Like many of us, I have an interest in good food and good business. In recent days I have been following the George Calombaris story in the press and it’s brought up a few key principles in business that are worthwhile remembering.
But before the sharpened knives of the “blame game” come out to cut down this tall poppy, let’s acknowledge that entrepreneurship is not for the faint hearted. Calombaris, together with his business partners took risks. It is the nature of entrepreneurship to take risks, lead with passion, grow and build brands, put personal reputations on the table, hire, fire, serve clients etc.
As his tale unfolds, the course that Calombaris is currently being served poses lessons that all of us in business can learn from. The following thoughts are a taster…
As Entrée: it takes courage to put yourself out there as the brand and as a person. It means that when things are going well, you remain humble. And when it’s not going that well, fails or falters, it’s going to be tough on you personally.
Key ingredients: How I show up (especially in the tough times) determines how I will be regarded respected and remembered.
Matched with: the question – As a leader, how do I show up? In different situations – whether under stress or otherwise. Who am I being? Am I aware enough of my own beliefs, behaviours and attitudes, and how these ‘rub off’ on those around me?

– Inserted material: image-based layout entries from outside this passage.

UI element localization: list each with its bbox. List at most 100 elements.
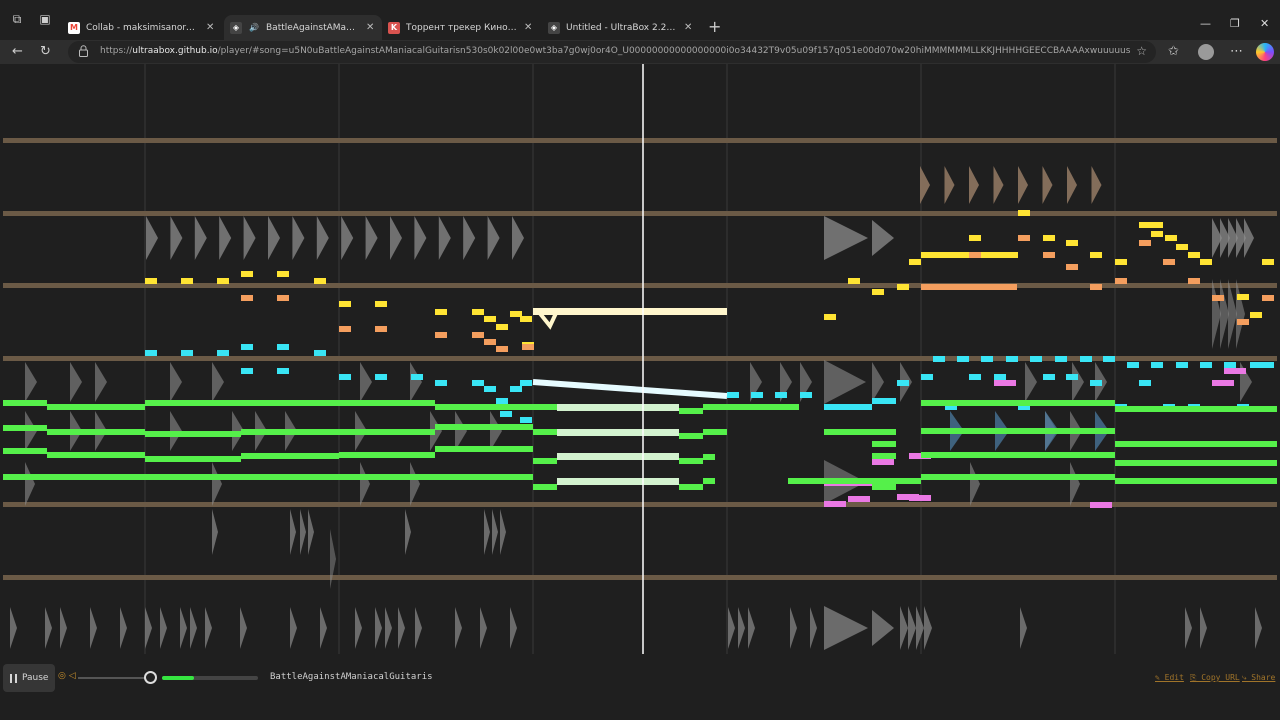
note — [3, 425, 47, 431]
share-link[interactable]: ⤷ Share — [1242, 673, 1275, 683]
note — [1043, 235, 1055, 241]
drum-hit — [790, 607, 797, 649]
note — [727, 404, 799, 410]
note — [339, 301, 351, 307]
note — [703, 404, 727, 410]
drum-hit — [1220, 279, 1229, 349]
maximize-icon[interactable]: ❐ — [1230, 17, 1240, 30]
note — [339, 452, 435, 458]
url-path: /player/#song=u5N0uBattleAgainstAManiaca… — [217, 46, 1130, 56]
close-icon[interactable]: ✕ — [206, 22, 216, 33]
drum-hit — [463, 216, 476, 260]
drum-hit — [405, 509, 411, 555]
note — [375, 374, 387, 380]
bookmark-star-icon[interactable]: ☆ — [1136, 44, 1147, 58]
note — [533, 429, 557, 435]
favorites-icon[interactable]: ✩ — [1168, 44, 1179, 59]
note — [145, 350, 157, 356]
tab-ultrabox-editor[interactable]: ◈ Untitled - UltraBox 2.2.15 ✕ — [542, 15, 700, 40]
address-bar[interactable]: https://ultraabox.github.io/player/#song… — [68, 41, 1156, 63]
drum-hit — [1025, 362, 1037, 402]
drum-hit — [355, 607, 362, 649]
close-icon[interactable]: ✕ — [524, 22, 534, 33]
note — [557, 404, 679, 411]
note — [1151, 231, 1163, 237]
note — [969, 252, 981, 258]
note — [314, 350, 326, 356]
pause-button[interactable]: Pause — [3, 664, 55, 692]
note — [1212, 295, 1224, 301]
note — [1115, 278, 1127, 284]
tab-title: BattleAgainstAManiacalGuitarisn — [266, 22, 360, 33]
tab-title: Торрент трекер Кинозал.ТВ — [406, 22, 518, 33]
tab-gmail[interactable]: M Collab - maksimisanormalkid@gmail.com … — [62, 15, 222, 40]
kinozal-icon: K — [388, 21, 400, 34]
drum-hit — [872, 610, 894, 646]
note — [800, 392, 812, 398]
drum-hit — [410, 462, 420, 506]
drum-hit — [120, 607, 127, 649]
drum-hit — [908, 606, 916, 650]
back-icon[interactable]: ← — [12, 44, 23, 59]
note — [47, 452, 145, 458]
reload-icon[interactable]: ↻ — [40, 44, 51, 59]
workspaces-icon[interactable]: ⧉ — [8, 10, 26, 28]
playback-progress[interactable] — [162, 676, 258, 680]
note — [339, 374, 351, 380]
drum-hit — [1067, 166, 1077, 204]
note-slides — [532, 309, 728, 399]
lock-icon — [79, 45, 88, 57]
tab-kinozal[interactable]: K Торрент трекер Кинозал.ТВ ✕ — [382, 15, 540, 40]
drum-hit — [487, 216, 500, 260]
note — [994, 380, 1016, 386]
new-tab-button[interactable]: + — [708, 17, 721, 36]
note — [1115, 478, 1277, 484]
note — [1262, 259, 1274, 265]
close-icon[interactable]: ✕ — [684, 22, 694, 33]
note — [957, 356, 969, 362]
copy-url-link[interactable]: ⎘ Copy URL — [1190, 673, 1240, 683]
note-slide — [532, 379, 728, 399]
speaker-icon[interactable]: 🔊 — [248, 22, 260, 34]
drum-hit — [300, 509, 306, 555]
drum-hit — [360, 362, 372, 402]
drum-hit — [341, 216, 354, 260]
note — [703, 429, 727, 435]
drum-hit — [212, 462, 222, 506]
drum-hit — [194, 216, 207, 260]
close-window-icon[interactable]: ✕ — [1260, 17, 1269, 30]
volume-knob[interactable] — [144, 671, 157, 684]
note — [510, 386, 522, 392]
playback-progress-fill — [162, 676, 194, 680]
note — [411, 374, 423, 380]
note — [848, 496, 870, 502]
tab-ultrabox-player[interactable]: ◈ 🔊 BattleAgainstAManiacalGuitarisn ✕ — [224, 15, 382, 40]
drum-hit — [10, 607, 17, 649]
drum-hit — [810, 607, 817, 649]
note — [1165, 235, 1177, 241]
note — [1250, 312, 1262, 318]
drum-hit — [180, 607, 187, 649]
tab-actions-icon[interactable]: ▣ — [36, 10, 54, 28]
drum-hit — [728, 607, 735, 649]
edit-link[interactable]: ✎ Edit — [1155, 673, 1184, 682]
copilot-icon[interactable] — [1256, 43, 1274, 61]
drum-hit — [360, 462, 370, 506]
drum-hit — [170, 362, 182, 402]
note — [181, 278, 193, 284]
close-icon[interactable]: ✕ — [366, 22, 376, 33]
drum-hit — [900, 606, 908, 650]
volume-slider[interactable] — [78, 677, 148, 679]
note — [533, 484, 557, 490]
note — [909, 259, 921, 265]
drum-hit — [438, 216, 451, 260]
note — [921, 374, 933, 380]
profile-avatar[interactable] — [1198, 44, 1214, 60]
note — [533, 404, 557, 410]
minimize-icon[interactable]: — — [1200, 17, 1211, 30]
extensions-icon[interactable]: ⋯ — [1230, 44, 1243, 59]
drum-hit — [385, 607, 392, 649]
drum-hit — [1200, 607, 1207, 649]
volume-icon: ◎ ◁ — [58, 671, 76, 681]
note — [679, 484, 703, 490]
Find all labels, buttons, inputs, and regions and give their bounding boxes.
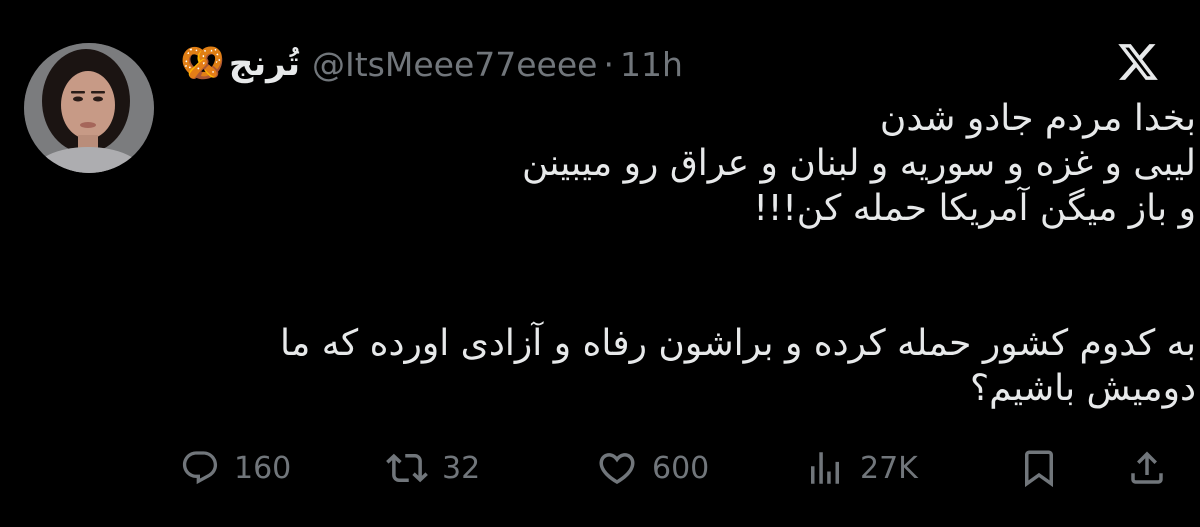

As Main Course: with the sizzling pace of fast growth that Calombaris experienced comes the need to efficiently fill the capability needed to build sustainability. Late last year we witnessed his issues with payroll. No doubt other aspects of his enterprise probably lacked the depth of skills needed to keep his plates spinning.
When we start our businesses, they are generally small enough for us to do pretty much most things that that business needs to keep going. Chief cook and bottlewasher.
But as it grows, we need to remind ourselves that we are good at some things and not others – that there are people passionate about the things that we are not. Calombaris’s story reminds me of the need to put the right skills in the right areas of the business. Being one of the most creative chefs in the country doesn’t mean that you’re a good business manager, payroll specialist, etc.
Key ingredients: For my own business that means I need to trust others to do the stuff that they are good at, and passionate about. And frankly, it’s a reminder that I’m crap at doing many things in my own business (and that is “OK”).
Matched with: Knowing that – to avoid too many cooks in my kitchen, I need to be clear about roles and responsibilities, delegate to skilled and reliable people. Trust that – as a team we are going to cook up a feast!
To Finish: in leadership I must be courageous in every step I take. Business is not for the faint hearted and the risks I take and the decisions I make have consequences that effect more than just me. Regardless of the outcome, I must own it, fully.
Matched with: Surround myself with “A-Players.” Find the right people to grow my business with me. Be OK with the fact that the right players today may not be up for the journey. Know that at times I need to change my ingredients – and hence my menu to ensure a winning team in an ever changing environment.